Anyone who has as much respect and appreciation for the niceties of the English language as Gore Vidal has will realize, if perhaps only after the final curtain has fallen on The Best Man, that the title is not simply ironic but prognostic: the best man, whoever he may be, cannot be declared if the fight and choice is between just two candidates. The ostensibly “better” one of them might win, but not, grammatically speaking, the “best.” Now, the man whom Vidal favors—and expects the audience of his political comedy The Best Man to root for in the play’s fictional contest for Presidential nomination—is not just a man of his word, he is a man who uses each word properly. The political banter is no mere wordplay: in The Best Man, grammar and morals are one.
Like any wit, Vidal’s central character, William Russell, takes language seriously. He is not beyond lecturing and flinging the grammar at anyone who doesn’t play by the rules of that book, a volume that the upright man carries in his head.

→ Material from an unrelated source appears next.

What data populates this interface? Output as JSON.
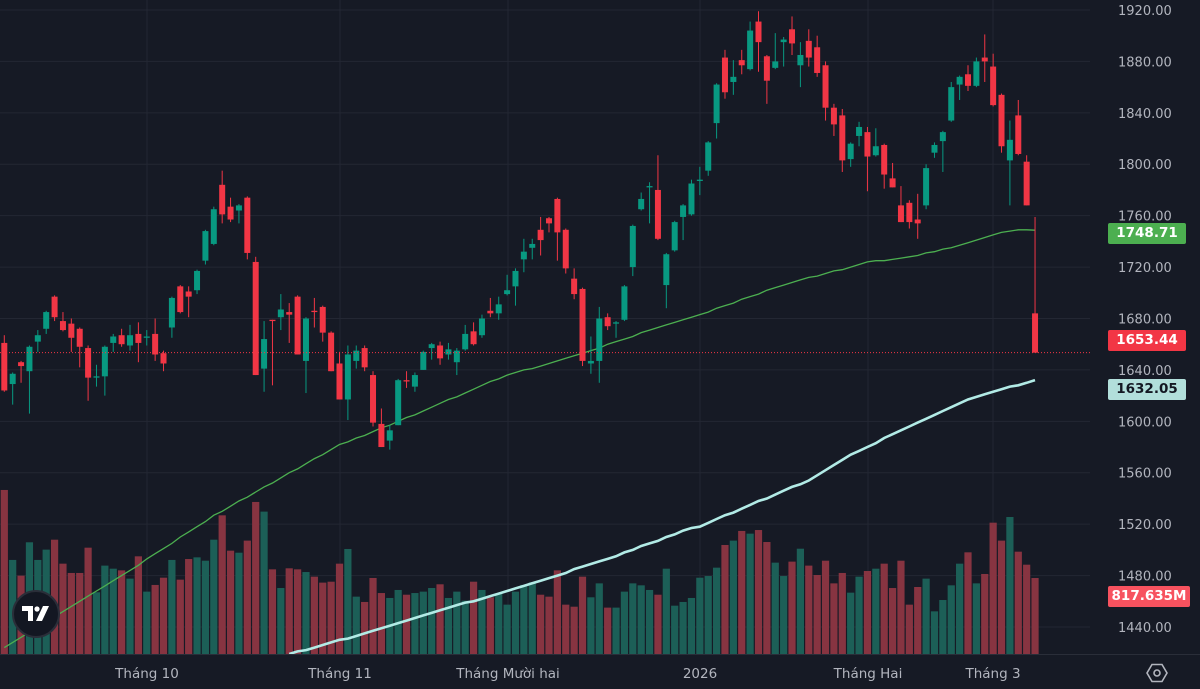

Russell, proper right down to that noun, is proud to have the last name of a noted philosopher; and, as a thinker, it strikes him as morally wrong to allow others to put words in his mouth. He would rather write his own speeches—“It’s a shameful business, speech by committee,” he declares—but has come to terms with the fact that his busy schedule dictates otherwise. What he will not brook, though, is ungrammatical speech. “Please tell the writers again that the word ‘alternative’ is always singular. There is only one alternative per situation.”
In the dramatic situation of The Best Man, “alternative” is clearly the wrong word, just as choosing the supposedly lesser evil is the wrong approach to casting votes. Like the dilemma of the two-party system, the either-or decision to which the unquestioning responder is restricted calls for something better: the rejection of the supposed choice as spurious and misleadingly restrictive.
“May the best man win!” is the choice platitude of Russell’s opponent, Joseph Cantwell, whose last name, more than the name of Russell, suggests that the playwright cares less about his characters than about the philosophies for which he makes them stand and fall: they are metaphors for what politics can reduce us to when all we care about is making a name for ourselves. Both Russell and Cantwell are stand-ins for the figures we imagine—hope and fear—politicians to be; beyond that, they aren’t at all. “A candidate should not mean but be,” the literary playwright has Russell quip; as a character, Russell is not meant to be anything other than the mouthpiece Vidal means him to be in this verbal play of true versus nominal values.
Asked whether he thought that “a president ought to ignore what people want,” Russell replies “If the people want the wrong thing, [. . .] then I think a president should ignore their opinion and try to convince them that his way is the right way.” How to do right and what is “right” are the questions The Best Man aims at encouraging us to ponder. Russell answers by taking his opponent by his clichéd expression and extricating himself from the either-or bind that threatens to turn him into a man no better than Cantwell.
Vidal, too, attempts a way out here, a synthesis of satire and sentimentality, cynicism and hopefulness, as he demonstrates Russell to be the “best” man, after all, by proving him to be the better one. The solution is as noble as it is grammatical—but it is rather too neat and ponderous, especially since the alternative “message” Vidal communicates is more tired than the dirty politics from which he derives a modicum of dramatic tension.
“And if I may bore you with one of my little sermons,” Russell and Vidal tell reporters and audiences early on:
Life is not a popularity contest; neither is politics. The important thing for any government is educating the people about issues, not following the ups and downs of popular opinion.
Who, today, would buy that little nugget of shopworn sentiment?
Few, no doubt, even bother, as they are more likely to have come to sample the wares on display in the latest Broadway production at the Gerald Schoenfeld Theatre. The cast is headed by two sentimental favorites—Angela Lansbury and James Earl Jones—whose presence, however lively, takes some of the bite out of the 1960 play, which now provokes nothing more effectively than nostalgia: a longing for politics that never were. Like politics, the business of staging a show is too much of a “popularity contest” to rely on a playwright’s words to win us over. Reading the script now without seeing the assembled personalities—Candice Bergen, John Larroquette, Eric McCormack—before me on that evening in May, I can better appreciate Vidal’s best lines—but, as a play, The Best Man remains ultimately unconvincing.
Sizing up his competition, Victorian novelist Anthony Trollope once interrupted one of his narratives by attempting witty remarks about Thomas Carlyle and Charles Dickens, labeling the latter “Mr. Popular Sentiment” and the former “Dr. Pessimist Anticant.” With his showdown between “Popular” Cantwell and “Anticant” Russell, Vidal demonstrates that wanting to be both satirical and sentimental means doing justice to neither; the sentiment feels calculated, the wit pointless. In the noble experiment of making dirty politics cleaner, everything comes out rather muddy in the wash.